Mastermind A.L.N.'s solo project / occasional live band has of course always delivered greatness, but the song alone is just the icing on the cake, even on top of "Yodh" and "Cairn". These fifteen minutes of painful longing for a world that believes in science, packed in a blackened, crawling threnody of funeral doom is just one of the greatest offerings this genre (and I'm speaking of doom metal as a whole) has ever given us. It's a masterpiece.

The B side "Paradolia" is almost equally as long, yet a lot more experimental. Based on an older composition from 2011, this very clerical and ambient remix(?) / reimagination (?) strays from the usual sludgy metal guitar heaviness and is all about atmospheric droning and layering waves and noises around each other. Maybe this track is to Mizmor what Justin K. Broadrick's Final is to Godflesh.
Surely not for every doom metal fan, but I thoroughly enjoy this expertly crafted foray into abstraction. It's also the perfect transition into the next album in this chronicle, which is all about drowning you in transcendent dizziness...








 


BORIS - W (2022)

The busy discography of the Japanese trio Boris, which spans over more than two decades now, is quite intimidating if you want to pick a point to start, even if you don't count the numerous collaborations with other artists like Merzbow or Sunn O))). I've risked an ear here and there, yet haven't really immersed myself deep into the catalogue. So my personal window on the multi-faceted heavy music group is still quite narrow and possibly random, but from my record collection I can say that so far my favorite Boris has been female lead vocals Boris with guitarist Wata in the spotlight, as on their heavy alternative pop record "Attention Please!" oder the "Japanese Heavy Rock Hits V3" single.
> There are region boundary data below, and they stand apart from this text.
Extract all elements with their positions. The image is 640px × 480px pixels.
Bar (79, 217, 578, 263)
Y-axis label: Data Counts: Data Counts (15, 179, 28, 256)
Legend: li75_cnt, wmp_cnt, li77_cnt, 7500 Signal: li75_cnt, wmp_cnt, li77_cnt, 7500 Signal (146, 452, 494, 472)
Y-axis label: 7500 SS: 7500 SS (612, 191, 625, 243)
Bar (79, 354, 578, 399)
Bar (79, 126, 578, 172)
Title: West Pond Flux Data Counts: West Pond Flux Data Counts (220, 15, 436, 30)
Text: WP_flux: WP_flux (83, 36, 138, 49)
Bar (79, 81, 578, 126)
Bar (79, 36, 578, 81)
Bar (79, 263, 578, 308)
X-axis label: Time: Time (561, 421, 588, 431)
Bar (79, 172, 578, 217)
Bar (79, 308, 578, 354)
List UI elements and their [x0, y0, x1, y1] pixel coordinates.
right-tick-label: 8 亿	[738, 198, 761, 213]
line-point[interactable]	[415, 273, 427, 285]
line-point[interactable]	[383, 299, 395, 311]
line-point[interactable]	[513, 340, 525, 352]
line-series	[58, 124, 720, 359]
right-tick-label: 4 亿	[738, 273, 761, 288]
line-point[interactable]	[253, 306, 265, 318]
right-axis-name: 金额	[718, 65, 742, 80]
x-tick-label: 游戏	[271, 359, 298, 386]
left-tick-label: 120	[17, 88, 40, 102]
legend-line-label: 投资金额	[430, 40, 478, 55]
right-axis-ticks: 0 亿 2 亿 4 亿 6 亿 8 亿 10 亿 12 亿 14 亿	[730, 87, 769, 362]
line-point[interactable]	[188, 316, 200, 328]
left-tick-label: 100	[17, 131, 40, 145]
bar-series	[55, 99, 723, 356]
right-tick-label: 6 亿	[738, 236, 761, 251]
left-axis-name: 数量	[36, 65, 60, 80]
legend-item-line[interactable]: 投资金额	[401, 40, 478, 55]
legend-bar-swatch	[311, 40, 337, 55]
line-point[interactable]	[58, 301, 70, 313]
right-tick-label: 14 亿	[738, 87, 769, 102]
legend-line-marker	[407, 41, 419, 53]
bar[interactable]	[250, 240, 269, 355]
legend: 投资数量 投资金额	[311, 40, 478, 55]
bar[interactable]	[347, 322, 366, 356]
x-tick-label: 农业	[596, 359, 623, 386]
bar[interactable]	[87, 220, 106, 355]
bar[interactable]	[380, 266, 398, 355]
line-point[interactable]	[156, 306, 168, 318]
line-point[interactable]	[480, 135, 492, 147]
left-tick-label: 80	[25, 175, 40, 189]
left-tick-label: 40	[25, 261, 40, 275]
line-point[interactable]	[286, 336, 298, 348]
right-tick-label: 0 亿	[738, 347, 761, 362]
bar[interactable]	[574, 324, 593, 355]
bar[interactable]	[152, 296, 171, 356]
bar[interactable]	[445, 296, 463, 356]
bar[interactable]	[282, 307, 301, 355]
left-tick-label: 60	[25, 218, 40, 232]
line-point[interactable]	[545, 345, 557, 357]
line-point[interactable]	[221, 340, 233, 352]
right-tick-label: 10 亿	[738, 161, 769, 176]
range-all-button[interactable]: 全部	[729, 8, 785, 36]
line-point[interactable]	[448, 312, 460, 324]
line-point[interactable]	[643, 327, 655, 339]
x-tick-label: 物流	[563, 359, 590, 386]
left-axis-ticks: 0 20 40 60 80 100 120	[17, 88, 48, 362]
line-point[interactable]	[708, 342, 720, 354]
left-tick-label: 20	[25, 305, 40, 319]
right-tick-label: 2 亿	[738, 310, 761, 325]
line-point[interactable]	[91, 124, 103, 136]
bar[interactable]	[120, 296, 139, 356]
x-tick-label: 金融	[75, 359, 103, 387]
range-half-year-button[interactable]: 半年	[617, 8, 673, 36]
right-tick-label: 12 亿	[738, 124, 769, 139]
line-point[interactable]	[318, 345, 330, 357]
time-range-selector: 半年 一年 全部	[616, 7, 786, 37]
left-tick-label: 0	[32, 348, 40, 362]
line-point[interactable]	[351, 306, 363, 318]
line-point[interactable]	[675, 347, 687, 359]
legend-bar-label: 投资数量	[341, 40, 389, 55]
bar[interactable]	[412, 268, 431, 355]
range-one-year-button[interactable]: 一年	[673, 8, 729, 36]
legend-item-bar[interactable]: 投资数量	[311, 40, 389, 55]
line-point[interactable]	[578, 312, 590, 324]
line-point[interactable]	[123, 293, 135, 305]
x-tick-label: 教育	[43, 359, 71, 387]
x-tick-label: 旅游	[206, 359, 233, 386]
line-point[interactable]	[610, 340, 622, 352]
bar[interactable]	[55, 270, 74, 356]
And since the recent "W" (companion to the 2020 release "NO") is all about her again and basically represents the whole manifoldness of Boris in a nutshell, yet everything drenched in shoegaze and the sometimes already uncomfortable comfort of eery ASMR, it's no wonder that I just want to wrap myself into this wonderful blanket of noises and silences like a baby. There's a depth and intention behind the way Boris are handling this kind of sound and atmosphere, which makes the majority of anything post rock or metal seem bland and blank. The few more abrasive moments like the instrumental sludge metal banger "The Fallen" or the abrupt ending of "Old Projector" make sure that you don't completely dissolve into a hazy state of being half awake and half-asleep. Which is good, because there really is no need to dream your own shit using this as a soundtrack. "W" in itself is dream enough.










SO HIDEOUS - None But A Pure Heart Can Sing (2021)

At last here's the by far most wild and heterogenic mix of styles in this bunch. I've heard that some fans dislike that the band didn't change the name, because they are not really a black metal band incorporating outside influences anymore. So what? That's the description of every second black metal project today. In fact I could easily with a lot less metal in general on this album. Not that the metal is bad, not at all. But the most interesting passages on "None But A Pure Heart Can Sing" are actually mostly those, when you almost think that the New Yorkers So Hideous are originally coming from "the outside" - as in jazz, chamber orchestra, brass, strings and all, western soundtrack, piano music -, and the post hardcore, prog metal and blackgaze is what's added on top.
So yes, I'm already sugesting a direction to go in the future, while I still immensly enjoy this album. There are a couple of instances, which are a bit much for me, like the whole last track "From Now (Til The Time We're Still)" with its shameless schmaltz which even Mono or Dream Theater would only utilize in their most borderline moments.
But maybe at that point it's just me being too spoiled by the truly great klezmerish bits in the relentless high speed thunderstorm "Motorik Visage" before. This is certainly a very New York band and a fitting neighbour to the adventureous likes of Imperial Triumphant and Kayo Dot.